Planting and Initial Establishment

The best time to plant Spanish lavender is in the spring after the last expected frost, once the soil has begun to warm up. Planting in early fall is also an option, allowing the roots to establish before the onset of winter dormancy. When placing the plant, the hole should be dug only as deep as the nursery container, ensuring the top of the root ball sits level with or slightly above the surrounding soil.

Proper spacing between plants is necessary to promote the required air circulation. After setting the plant in the ground, backfill the hole with the native or amended soil and tamp it gently to remove air pockets. While established Spanish lavender is drought-tolerant, new plants require consistent, deep watering for the first growing season to develop a robust root system.

A deep watering once a week is typically sufficient for the first year, allowing the soil to dry out almost completely between applications. This practice encourages the roots to grow downward in search of moisture. Once the plant is established, usually by the second year, the watering frequency can be significantly reduced.

Long-Term Care and Pruning

The most common cause of failure is overwatering, which leads to root rot. Watering should be infrequent and deep, allowing the soil to become quite dry between applications, often only every two to three weeks in the absence of rain. The plant is adapted to nutrient-poor soils, so fertilization is rarely necessary and can be counterproductive.
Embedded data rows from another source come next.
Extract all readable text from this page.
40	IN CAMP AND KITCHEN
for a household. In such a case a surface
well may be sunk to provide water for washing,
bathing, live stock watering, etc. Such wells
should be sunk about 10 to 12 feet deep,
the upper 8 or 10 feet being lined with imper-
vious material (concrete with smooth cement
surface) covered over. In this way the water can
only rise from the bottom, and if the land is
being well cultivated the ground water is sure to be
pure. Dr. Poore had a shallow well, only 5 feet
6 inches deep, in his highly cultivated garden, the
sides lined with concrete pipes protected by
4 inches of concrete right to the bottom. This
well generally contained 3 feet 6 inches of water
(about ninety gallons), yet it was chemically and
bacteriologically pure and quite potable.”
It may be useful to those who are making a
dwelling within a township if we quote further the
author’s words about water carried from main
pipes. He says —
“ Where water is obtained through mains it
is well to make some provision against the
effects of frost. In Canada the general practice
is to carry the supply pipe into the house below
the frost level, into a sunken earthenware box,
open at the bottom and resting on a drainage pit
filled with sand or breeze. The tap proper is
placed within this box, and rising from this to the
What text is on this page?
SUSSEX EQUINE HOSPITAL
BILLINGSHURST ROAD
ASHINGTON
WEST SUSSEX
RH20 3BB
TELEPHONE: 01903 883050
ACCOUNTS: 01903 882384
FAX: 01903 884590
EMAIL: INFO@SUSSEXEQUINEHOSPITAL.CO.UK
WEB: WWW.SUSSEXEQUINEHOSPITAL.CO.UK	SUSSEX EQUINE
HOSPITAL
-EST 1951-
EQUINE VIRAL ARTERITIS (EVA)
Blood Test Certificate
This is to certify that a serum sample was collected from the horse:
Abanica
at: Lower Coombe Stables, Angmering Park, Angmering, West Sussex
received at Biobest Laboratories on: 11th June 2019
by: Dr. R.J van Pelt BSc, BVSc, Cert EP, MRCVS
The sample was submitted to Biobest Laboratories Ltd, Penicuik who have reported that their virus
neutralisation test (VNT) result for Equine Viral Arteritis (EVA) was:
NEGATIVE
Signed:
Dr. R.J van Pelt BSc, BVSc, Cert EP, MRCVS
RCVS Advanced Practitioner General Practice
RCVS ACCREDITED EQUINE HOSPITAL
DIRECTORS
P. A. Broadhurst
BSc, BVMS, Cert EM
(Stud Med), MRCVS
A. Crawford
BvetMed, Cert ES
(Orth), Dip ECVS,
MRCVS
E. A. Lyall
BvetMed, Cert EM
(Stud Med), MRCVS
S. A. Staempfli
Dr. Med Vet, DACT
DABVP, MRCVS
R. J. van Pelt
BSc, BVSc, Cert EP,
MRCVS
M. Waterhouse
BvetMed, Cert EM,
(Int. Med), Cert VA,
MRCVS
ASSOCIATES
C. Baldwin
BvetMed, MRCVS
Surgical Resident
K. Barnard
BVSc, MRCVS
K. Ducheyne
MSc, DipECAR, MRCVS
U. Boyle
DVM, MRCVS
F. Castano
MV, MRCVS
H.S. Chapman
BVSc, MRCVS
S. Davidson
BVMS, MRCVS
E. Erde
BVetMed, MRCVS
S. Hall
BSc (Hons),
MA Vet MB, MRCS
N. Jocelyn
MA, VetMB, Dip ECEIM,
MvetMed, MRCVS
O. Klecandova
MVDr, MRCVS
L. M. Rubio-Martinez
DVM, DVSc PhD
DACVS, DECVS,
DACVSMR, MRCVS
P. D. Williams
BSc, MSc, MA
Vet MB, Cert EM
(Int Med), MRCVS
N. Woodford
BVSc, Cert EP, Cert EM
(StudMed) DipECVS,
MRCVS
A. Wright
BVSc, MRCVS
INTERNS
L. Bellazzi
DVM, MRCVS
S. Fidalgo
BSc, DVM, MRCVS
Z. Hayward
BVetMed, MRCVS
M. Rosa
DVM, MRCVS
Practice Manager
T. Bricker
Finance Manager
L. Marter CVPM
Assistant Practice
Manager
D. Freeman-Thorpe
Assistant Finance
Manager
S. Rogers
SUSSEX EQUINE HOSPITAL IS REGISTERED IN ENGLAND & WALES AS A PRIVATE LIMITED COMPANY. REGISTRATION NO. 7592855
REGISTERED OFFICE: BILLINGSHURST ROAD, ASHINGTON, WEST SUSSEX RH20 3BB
Applying fertilizer, particularly those high in nitrogen, encourages soft, leggy growth and can diminish the plant’s characteristic fragrance and flowering potential. If the plant is in extremely poor soil, a light application of a balanced, slow-release fertilizer in early spring may be considered, but this is often unnecessary.

A consistent, two-part annual pruning schedule is essential for long-term health and abundant flowering. The first pruning occurs immediately after the initial flush of blooms in late spring or early summer, involving deadheading the spent flower spikes and lightly shearing back about one-third of the green growth to encourage a second round of flowering. The second, slightly heavier pruning should take place in late summer or early fall, at least six weeks before the first expected frost, helping to shape the plant into a compact mound and preventing it from becoming overly woody and sprawling.

Avoid cutting into the old, leafless, woody stems during any pruning. Spanish lavender does not reliably regenerate new growth from this old wood, and cutting into it can create dead spots or even kill the entire plant. All cuts should be made into the soft, green growth, leaving a small amount of foliage on the stem to ensure successful regrowth.

Container Growing and Winter Protection

Spanish lavender is well-suited for container growing, which allows gardeners to control the soil and drainage precisely. When planting in a pot, select a container with multiple drainage holes and use a highly porous, well-draining potting mix, such as one formulated for cacti or succulents. Unglazed terracotta or clay pots are often preferred because they wick away excess moisture from the soil, further preventing root rot.

Potted plants will require more frequent watering than those in the ground, as the soil dries out faster, but the rule of allowing the soil to dry completely between waterings still applies. Due to nutrient leaching from frequent watering, container-grown lavender may benefit from a very light, infrequent feeding during the growing season. Repotting every few years into a slightly larger container with fresh soil helps maintain vigor.

Spanish lavender is generally hardy in USDA Zones 7 to 10, but its roots are more vulnerable to cold when confined in a pot. In colder climates (Zone 7 and below), container plants must be protected during winter. Move the pot to an unheated, bright, and cool location, such as a garage or shed, where temperatures remain above freezing but below 65°F to allow for dormancy. For in-ground plants in Zone 7, a protective layer of gravel or lightweight mulch around the base can help insulate the roots from extreme cold.